Réplique du plaignant
En guise de
réplique, monsieur Richard Miller soumettait deux textes de l’éditorialiste
adjointe de la publication Mabatt, madame Magali Marc, et disait que les
commentaires de cette dernière sur les articles de Jooneed Khan «abondaient
dans le même sens» que ceux qui étaient exprimés dans sa plainte au Conseil.
Analyse
La liberté de la presse serait compromise si les médias et les journalistes devaient s’interdire de mettre en lumière des situations engendrées par des conflits et des guerres, ou de témoigner des réalités vécues par les gens impliqués et touchés par ces conflits.
Les professionnels de l’information sont également libres du traitement qu’ils accordent aux événements et aux situations qui retiennent leur attention. Ils doivent cependant tenir compte, ce faisant du respect à l’égalité et à la non-discrimination des individus et des groupes mis en cause dans leurs écrits. Ils doivent éviter, par conséquent, d’utiliser des mots et des expressions, ou de structurer leurs textes de façon à cultiver ou à entretenir des préjugés ou des attitudes discriminatoires.
Par ailleurs, la jurisprudence du Conseil relativement à la publication des lettres ouvertes précise que nul ne peut prétendre avoir accès de plein droit aux pages d’un journal et que la décision de publier ou non une lettre relève de la prérogative de l’éditeur. Si celui-ci doit favoriser l’expression de plusieurs points de vue, il doit cependant éviter que la publication de lettres ne devienne une tribune pour l’expression de propos irrespectueux ou d’attaques personnelles.

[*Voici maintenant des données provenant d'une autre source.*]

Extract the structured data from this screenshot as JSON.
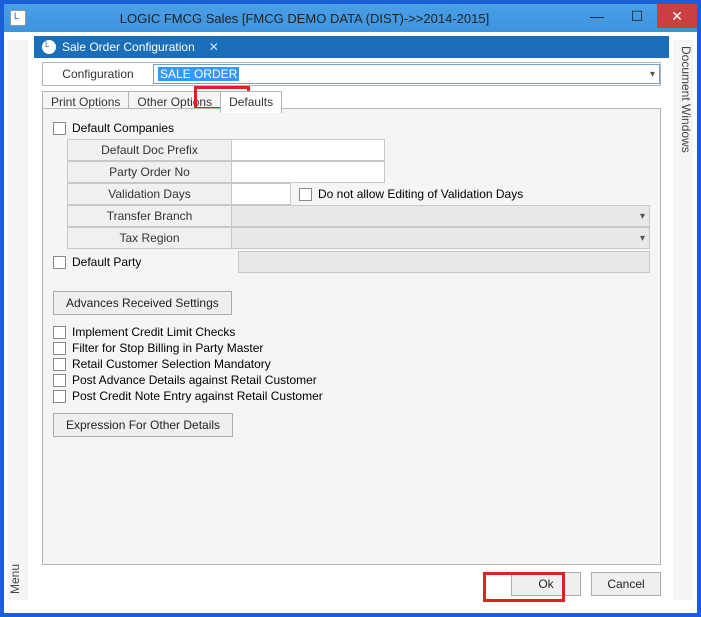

Dans le cas présent, le journaliste Jooneed Khan et le quotidien La Presse étaient libres d’aborder la situation qui prévaut dans les territoires occupés de la manière dont ils l’ont fait, soit de donner la parole aux Palestiniens et de témoigner des réalités vécues par ces derniers au coeur de l’intifada.
Le Conseil blâme cependant les défendeurs pour avoir utilisé et cité certaines expressions telles que «macoutes», «la louve des SS», «aboyé en hébreu», qui sont susceptibles d’attiser la haine et l’hostilité envers le peuple israélien ou, à tout le moins, de contribuer à entretenir des préjugés à son égard.

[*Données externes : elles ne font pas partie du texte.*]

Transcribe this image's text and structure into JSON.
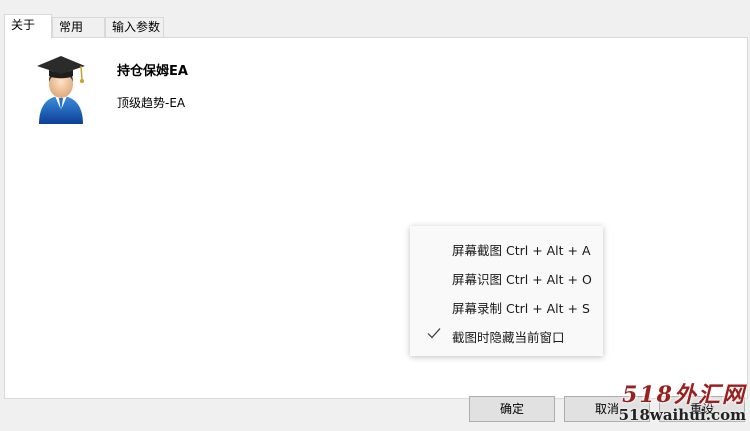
{
  "tabs": [
    {
      "label": "关于",
      "active": true
    },
    {
      "label": "常用",
      "active": false
    },
    {
      "label": "输入参数",
      "active": false
    }
  ],
  "about": {
    "title": "持仓保姆EA",
    "subtitle": "顶级趋势-EA",
    "avatar_icon": "graduate-user-icon"
  },
  "context_menu": {
    "items": [
      {
        "label": "屏幕截图 Ctrl + Alt + A",
        "checked": false
      },
      {
        "label": "屏幕识图 Ctrl + Alt + O",
        "checked": false
      },
      {
        "label": "屏幕录制 Ctrl + Alt + S",
        "checked": false
      },
      {
        "label": "截图时隐藏当前窗口",
        "checked": true
      }
    ]
  },
  "buttons": {
    "ok": "确定",
    "cancel": "取消",
    "reset": "重设"
  },
  "watermark": {
    "logo_text": "518外汇网",
    "url": "518waihui.com"
  },
  "colors": {
    "panel_bg": "#ffffff",
    "window_bg": "#f0f0f0",
    "watermark_red": "#9a2020"
  }
}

Le Conseil blâme également les défendeurs d’avoir présenté les parties mises en cause dans les reportages d’une façon qui tient d’une description manichéenne des situations et des gens. Ainsi, les Israéliens et leurs actions sont constamment présentés sous un éclairage négatif, alors que les Palestiniens sont présentés sous un jour favorable.

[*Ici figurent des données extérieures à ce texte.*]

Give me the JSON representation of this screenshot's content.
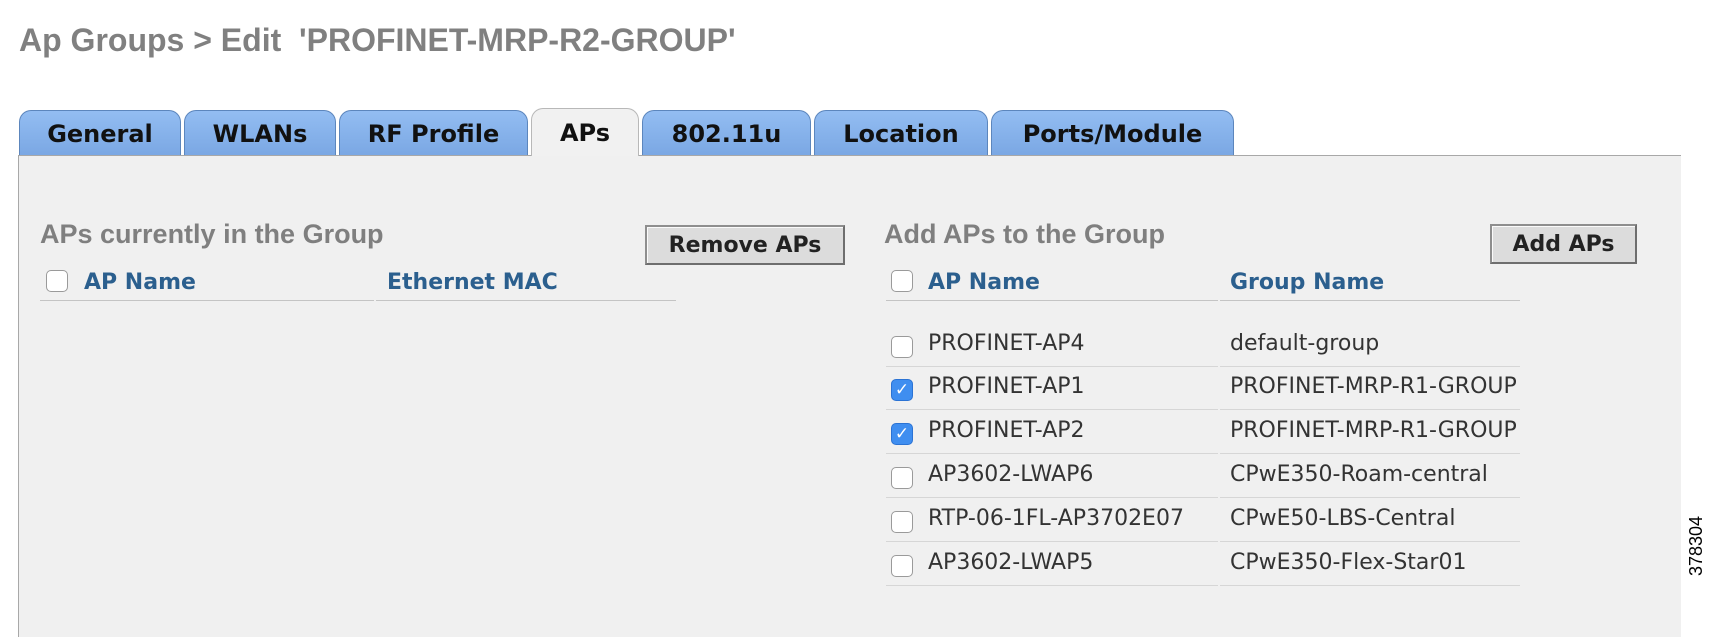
{
  "page": {
    "title": "Ap Groups > Edit  'PROFINET-MRP-R2-GROUP'",
    "side_id": "378304"
  },
  "tabs": [
    {
      "label": "General",
      "active": false
    },
    {
      "label": "WLANs",
      "active": false
    },
    {
      "label": "RF Profile",
      "active": false
    },
    {
      "label": "APs",
      "active": true
    },
    {
      "label": "802.11u",
      "active": false
    },
    {
      "label": "Location",
      "active": false
    },
    {
      "label": "Ports/Module",
      "active": false
    }
  ],
  "current": {
    "title": "APs currently in the Group",
    "button": "Remove APs",
    "columns": [
      "AP Name",
      "Ethernet MAC"
    ],
    "rows": []
  },
  "add": {
    "title": "Add APs to the Group",
    "button": "Add APs",
    "columns": [
      "AP Name",
      "Group Name"
    ],
    "rows": [
      {
        "checked": false,
        "ap_name": "PROFINET-AP4",
        "group": "default-group"
      },
      {
        "checked": true,
        "ap_name": "PROFINET-AP1",
        "group": "PROFINET-MRP-R1-GROUP"
      },
      {
        "checked": true,
        "ap_name": "PROFINET-AP2",
        "group": "PROFINET-MRP-R1-GROUP"
      },
      {
        "checked": false,
        "ap_name": "AP3602-LWAP6",
        "group": "CPwE350-Roam-central"
      },
      {
        "checked": false,
        "ap_name": "RTP-06-1FL-AP3702E07",
        "group": "CPwE50-LBS-Central"
      },
      {
        "checked": false,
        "ap_name": "AP3602-LWAP5",
        "group": "CPwE350-Flex-Star01"
      }
    ]
  },
  "colors": {
    "tab_bg": "#7aa7e3",
    "header_text": "#2b5f8e",
    "checkbox_checked": "#3f8ef0"
  }
}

Par contre, le Conseil ne retient aucun blâme contre le quotidien pour ne pas avoir publié la lettre du plaignant. Cette décision relevait de la prérogative du journal en matière de publication des lettres ouvertes. Le Conseil note par ailleurs avec satisfaction que La Presse a publié plusieurs lettres de lecteurs exprimant leur opinion sur la série d’articles du journaliste Jooneed Khan.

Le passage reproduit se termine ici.